«Lo que estamos buscando, luego de haber hablado con varios grupos de productores, es encontrar una manera de pronosticar los períodos de sequía para 10 a 15 días«, dijo Pablo Vazquez, técnico del en la EEA Anguil, dentro del Área de Recursos Naturales y Gestión Ambiental.
Se trata de lograr pronósticos útiles para tomar decisiones en el trabajo rural. «Hemos observado que los pronósticos actuales están fallando bastante, porque se basan en modelos globales, de todo el mundo, pero no están enfocados en situaciones específicas o regionales«, consideró.
Con ese problema a resolver se observaron los procesos de sequía por región, en este caso con un enfoque sobre General Pico, y se analizaron cada una de esas situaciones con esa localización específica. «Lo que vimos es que las sequías se daban de manera muy zonificada. En este caso, hubo buena correlación con el centro de Argentina pero no más allá de la mitad de Córdoba hacia el sur, el borde de oeste de la provincia de Buenos Aires y llegando hasta Quemú Quemú en La Pampa«, comentó a este portal. O sea que es una región acotada y cuando se piensa en pronósticos de lluvia de mediano plazo se debería lograr un enfoque zonal y no nacional.
Vazquez recordó que el proyecto surge a partir de su trabajo en los informes de emergencia agropecuaria y un contacto con un productor piquense, Juan Fernández Madrid, que le planteó acerca de las investigaciones que se podían realizar en cuanto a sequía. A partir de allí se sondeó sobre los productos disponibles para tener pronósticos y su capacidad de responder a la necesidad del campo para resolver situaciones críticas. «En el agro las decisiones importantes se dan en períodos puntuales y si no hay información para esos momentos es complicado. Por esa razón, junto a Fernández Madrid, pensamos en comenzar a sondear lo existente y enfocarnos en diseñar un indicador de sequía a mediano plazo«, comentó.
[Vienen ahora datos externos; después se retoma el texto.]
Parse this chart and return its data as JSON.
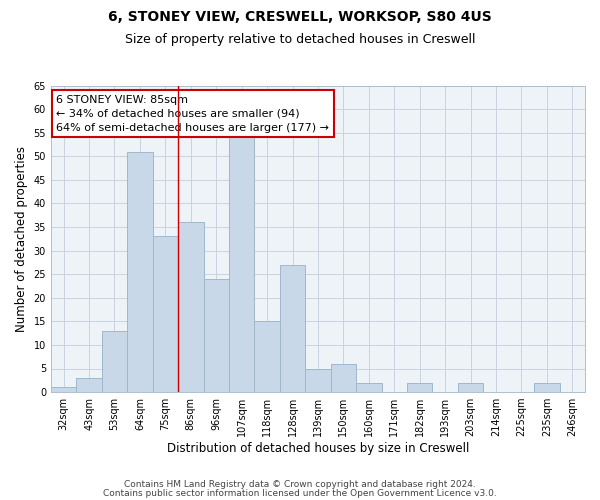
{
  "title": "6, STONEY VIEW, CRESWELL, WORKSOP, S80 4US",
  "subtitle": "Size of property relative to detached houses in Creswell",
  "xlabel": "Distribution of detached houses by size in Creswell",
  "ylabel": "Number of detached properties",
  "bins": [
    "32sqm",
    "43sqm",
    "53sqm",
    "64sqm",
    "75sqm",
    "86sqm",
    "96sqm",
    "107sqm",
    "118sqm",
    "128sqm",
    "139sqm",
    "150sqm",
    "160sqm",
    "171sqm",
    "182sqm",
    "193sqm",
    "203sqm",
    "214sqm",
    "225sqm",
    "235sqm",
    "246sqm"
  ],
  "values": [
    1,
    3,
    13,
    51,
    33,
    36,
    24,
    54,
    15,
    27,
    5,
    6,
    2,
    0,
    2,
    0,
    2,
    0,
    0,
    2,
    0
  ],
  "bar_color": "#c8d8e8",
  "bar_edgecolor": "#a0b8cc",
  "highlight_bin_index": 5,
  "annotation_title": "6 STONEY VIEW: 85sqm",
  "annotation_line1": "← 34% of detached houses are smaller (94)",
  "annotation_line2": "64% of semi-detached houses are larger (177) →",
  "annotation_box_color": "#ffffff",
  "annotation_box_edgecolor": "#cc0000",
  "ylim": [
    0,
    65
  ],
  "yticks": [
    0,
    5,
    10,
    15,
    20,
    25,
    30,
    35,
    40,
    45,
    50,
    55,
    60,
    65
  ],
  "footer_line1": "Contains HM Land Registry data © Crown copyright and database right 2024.",
  "footer_line2": "Contains public sector information licensed under the Open Government Licence v3.0.",
  "bg_color": "#ffffff",
  "plot_bg_color": "#eef3f8",
  "grid_color": "#c8d4e0",
  "title_fontsize": 10,
  "subtitle_fontsize": 9,
  "axis_label_fontsize": 8.5,
  "tick_fontsize": 7,
  "annotation_fontsize": 8,
  "footer_fontsize": 6.5
}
El ingeniero refirió que para llevar adelante esta idea se requieren los datos climatológicos desde 1.980 hasta la fecha, para usar esa información en la calibración del modelo. También se requieren análisis y teleconexiones climáticas, registros sobre temperatura del mar como se utiliza para los pronósticos a largo plazo. Son informaciones que hoy no se usan para los modelos a mediano plazo, pero al incorporarlas se espera determinar si va a llover y con un milimetraje de al menos 15 mm. Considerando que esas precipitaciones serían un evento clave para decidir en relación a la humedad en suelo para sembrar, aplicar un herbicida, adelantar o no la cosecha y ese tipo de definiciones agronómicas.
El entrevistado manifestó que luego de entrenar el modelo, ver cómo funciona y compararlo con los productos existentes, entonces se podría lograr una aplicación para descargar en un teléfono móvil o utilizar desde la computadora.
Vazquez manifestó que en este proyecto, a parte de todo el equipo del INTA, se requiere la participación de la rural de General Pico (que aportó los datos de campo que tienen los productores) y hay un acuerdo parcial con profesionales de la Facultad de Ingeniería de la UNLPam que darían el soporte tecnológico para programar y generar la APP.
«Pensamos en un modelo que se autocorrija, porque el clima está cambiando. Un pronóstico armado con información de hace 15 años atrás quizás hoy no funciona exactamente igual, debido a que las temperaturas del verano están subiendo, los días de calor extremo son más frecuentes y extremos, lo que lleva a perder efectividad a través del tiempo. Entonces, necesitamos un algoritmo que logre reajustar y calibrar el modelo de manera automática«, manifestó.
En cuanto al estado de este proyecto, el entrevistado indicó que ya está escrito y se esperaba que la situación del INTA se clarifique luego de un año complicado. Ahora el Consejo Regional debe evaluarlo y aprobarlo. Otra posibilidad es que esta iniciativa se realice mediante un convenio con la facultad.